Do you think hunting a deer is difficult? Have you been hunting deers for a while now and not been able to catch even one?
Are you frustrated with waiting for a deer to appear within the zone you have set for them? Or are you one who has the herd right where you want them, but they escape of a careless move or noise?
Well, if your answer is yes to all these questions, you must be wondering how to see more deer while hunting. I have just the thing you will need to solve your problem.
Just like you, when I started hunting deers I felt the task was impossible one, but with the right knowledge and exposure I got to know better, and by applying myself to what I am about to show you, they have worked for me and still do in all my years of hunting.
I suffered in ignorance for a few years before making successful deer hunts, and I believe no one should have to go through that as well. In all my years of hunting deers, I have come to learn over again that as challenging as it may seem, it could be one of the easiest things in the world if you know how to. The good news is there are useful tips on how to find deer in the woods without getting caught up and frustrated.
Before we jump right in, there are 2 things I would need you to do in the course of this tutorial:
- Pay attention to the explanations for each tip.
- Practice, practice, and practice all these tips.
Once all these are in check, then we can move on. So without further ado, here are the four main tips for practicing when hunting deers:
Tip 1: Understand What Makes Each Deer Different
A buck that lives in a continuous tract of woods never has to leave his core area; it can find pretty much everything it needs right underneath that closed forest canopy. Now that doesn’t mean he doesn’t leave, but he doesn’t have to. So trying to find an ambush point outside of that area is extremely difficult and relies mostly on luck.
And this is where a lot of private land hunters would try to do a deer drive and get those bucks and any other deer in the area up on their feet and push towards a waiting hunter. But in these big tracts of woods, there’s always pockets of dense cover that these deer can go to. So they’ll either run to those or just hide down in them to wait for you to walk by.

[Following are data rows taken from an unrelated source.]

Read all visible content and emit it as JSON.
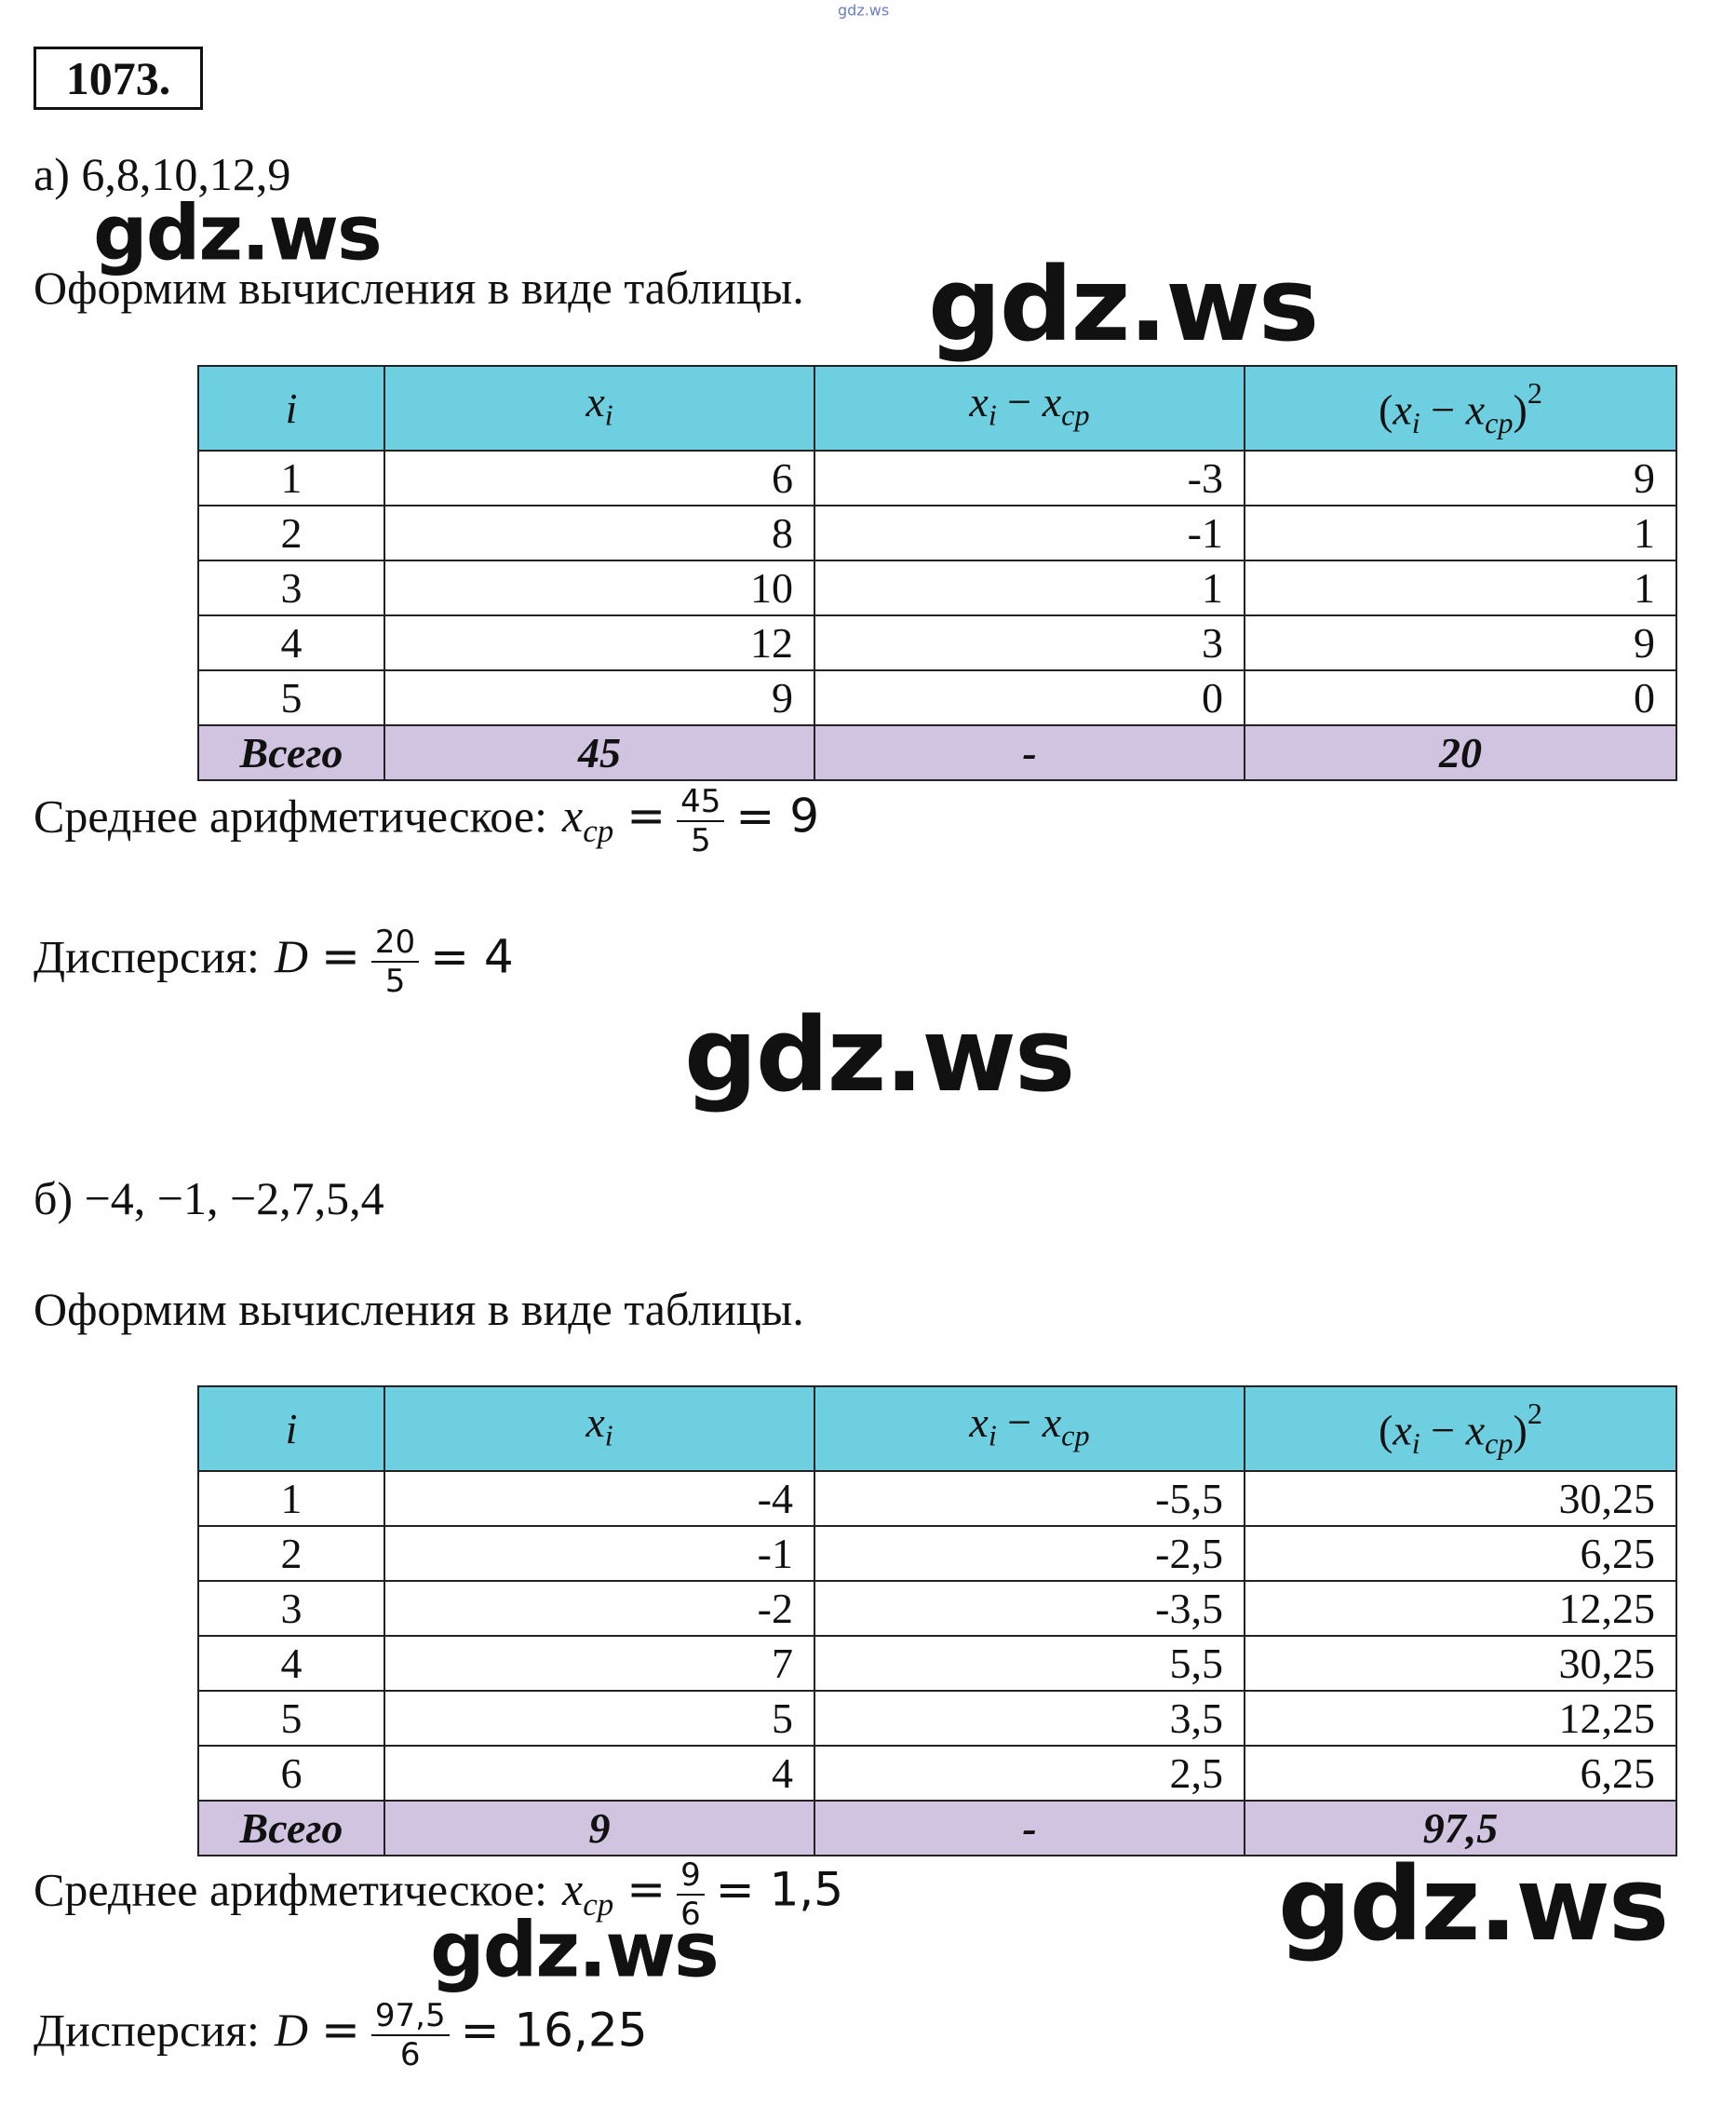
{
  "watermark_top": "gdz.ws",
  "problem_number": "1073.",
  "parts": [
    {
      "label": "а) 6,8,10,12,9",
      "intro": "Оформим вычисления в виде таблицы.",
      "table": {
        "header": [
          [
            {
              "text": "i",
              "style": "i"
            }
          ],
          [
            {
              "text": "x",
              "style": "i"
            },
            {
              "text": "i",
              "style": "sub"
            }
          ],
          [
            {
              "text": "x",
              "style": "i"
            },
            {
              "text": "i",
              "style": "sub"
            },
            {
              "text": " − ",
              "style": "n"
            },
            {
              "text": "x",
              "style": "i"
            },
            {
              "text": "cp",
              "style": "sub"
            }
          ],
          [
            {
              "text": "(",
              "style": "n"
            },
            {
              "text": "x",
              "style": "i"
            },
            {
              "text": "i",
              "style": "sub"
            },
            {
              "text": " − ",
              "style": "n"
            },
            {
              "text": "x",
              "style": "i"
            },
            {
              "text": "cp",
              "style": "sub"
            },
            {
              "text": ")",
              "style": "n"
            },
            {
              "text": "2",
              "style": "sup"
            }
          ]
        ],
        "rows": [
          [
            "1",
            "6",
            "-3",
            "9"
          ],
          [
            "2",
            "8",
            "-1",
            "1"
          ],
          [
            "3",
            "10",
            "1",
            "1"
          ],
          [
            "4",
            "12",
            "3",
            "9"
          ],
          [
            "5",
            "9",
            "0",
            "0"
          ]
        ],
        "total": [
          "Всего",
          "45",
          "-",
          "20"
        ]
      },
      "formulas": [
        {
          "label": "Среднее арифметическое:",
          "var": "x",
          "sub": "cp",
          "eq": "=",
          "num": "45",
          "den": "5",
          "result": "= 9"
        },
        {
          "label": "Дисперсия:",
          "var": "D",
          "eq": "=",
          "num": "20",
          "den": "5",
          "result": "= 4"
        }
      ]
    },
    {
      "label": "б) −4, −1, −2,7,5,4",
      "intro": "Оформим вычисления в виде таблицы.",
      "table": {
        "header": [
          [
            {
              "text": "i",
              "style": "i"
            }
          ],
          [
            {
              "text": "x",
              "style": "i"
            },
            {
              "text": "i",
              "style": "sub"
            }
          ],
          [
            {
              "text": "x",
              "style": "i"
            },
            {
              "text": "i",
              "style": "sub"
            },
            {
              "text": " − ",
              "style": "n"
            },
            {
              "text": "x",
              "style": "i"
            },
            {
              "text": "cp",
              "style": "sub"
            }
          ],
          [
            {
              "text": "(",
              "style": "n"
            },
            {
              "text": "x",
              "style": "i"
            },
            {
              "text": "i",
              "style": "sub"
            },
            {
              "text": " − ",
              "style": "n"
            },
            {
              "text": "x",
              "style": "i"
            },
            {
              "text": "cp",
              "style": "sub"
            },
            {
              "text": ")",
              "style": "n"
            },
            {
              "text": "2",
              "style": "sup"
            }
          ]
        ],
        "rows": [
          [
            "1",
            "-4",
            "-5,5",
            "30,25"
          ],
          [
            "2",
            "-1",
            "-2,5",
            "6,25"
          ],
          [
            "3",
            "-2",
            "-3,5",
            "12,25"
          ],
          [
            "4",
            "7",
            "5,5",
            "30,25"
          ],
          [
            "5",
            "5",
            "3,5",
            "12,25"
          ],
          [
            "6",
            "4",
            "2,5",
            "6,25"
          ]
        ],
        "total": [
          "Всего",
          "9",
          "-",
          "97,5"
        ]
      },
      "formulas": [
        {
          "label": "Среднее арифметическое:",
          "var": "x",
          "sub": "cp",
          "eq": "=",
          "num": "9",
          "den": "6",
          "result": "= 1,5"
        },
        {
          "label": "Дисперсия:",
          "var": "D",
          "eq": "=",
          "num": "97,5",
          "den": "6",
          "result": "= 16,25"
        }
      ]
    }
  ],
  "watermarks": [
    "gdz.ws",
    "gdz.ws",
    "gdz.ws",
    "gdz.ws",
    "gdz.ws"
  ]
}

They are also more likely to move to completely different areas if they feel too much pressure, and quality food may be scarce, so they’ll probably jump around a lot as different food sources become available throughout the year.
Tip 2: Find the Funnels
One of the biggest problems with hunting in big wooded areas, especially for a new hunter, is knowing where to hunt. You might walk into a wooded area and just see just a sea of dead leaves, and all the trees look the same, and there are no discernible features for you to pick a good spot.
But if you know what you’re looking for, you can find tons of great signs. Deer are just like people; they’re lazy. They want to find the path of least resistance, so there’s always a spot that’s more convenient for them to walk through.
And that’s why finding the funnels is so important. It concentrates or narrows deer movement into a point that you can more likely predict, and knowing where these funnels are is vital to your success. And the best, quickest, most efficient way to find these funnels is using an aerial map.
Tip 3: Find Their Source of Food
In heavy woodland areas, quality food is scarce, and variables for food sources change throughout the years. So you have to know not only where that food is, but when deer will be drawn to it.
Deer eat woody browse, forbs, grasses nuts and fruit, and even mushrooms. Now all these food sources change throughout the year, but there is one food source that you can pretty reliably predict when and where it will be. And that is acorns.
Very few oak trees produce acorns every year. So what you want to do is grab some binoculars and glass the tops of oak trees until you find one that’s producing some.
Once you find one that’s loaded with acorns, look around the area for more deer signs because deer are picky, and they even have favorite trees that they like their acorns from. If you find one that’s loaded with acorns, but there’s absolutely no deer sign around, keep looking until you find one.
Tip 4: Get Your Boots on the Ground
There’s only so much information you can gather from an aerial map. You want to use your aerial map to find out what habitat features are in the area, but you still want to go out and look at them yourself.
If you rely just on that aerial map, you could find some features on it that you think that deer are going to funnel through that will be hot spots, and you get there, and it’s just a ghost town.
There’s also a lot of information you can’t tell from an aerial map; you won’t be able to tell if oak trees are producing acorns, if a small clearing has some native grasses and forbs growing in it, you won’t be able to see any scrapes or rubs or any other deer sign you can think of.
Get those boots on the ground, get out there, and look around, and then mark each spot that you find. Every little deer sign you find you mark it on the map. Then you can use that information all together to find out where the best spot to set up would be.
I hope you enjoyed the tutorial because I did. I had much fun sharing with you the 4 pro tips on how to see more deer while hunting. I have practically applied these tips in all my years of hunting. Don’t be ignorant as I was before. You deserve to know, that’s why I have taken my time to share this with you.
Remember, hunting deers will still be tasking as it always is, but if you can apply these tips to the letter, your chances of successful hunts would be higher and in no time would start seeing results.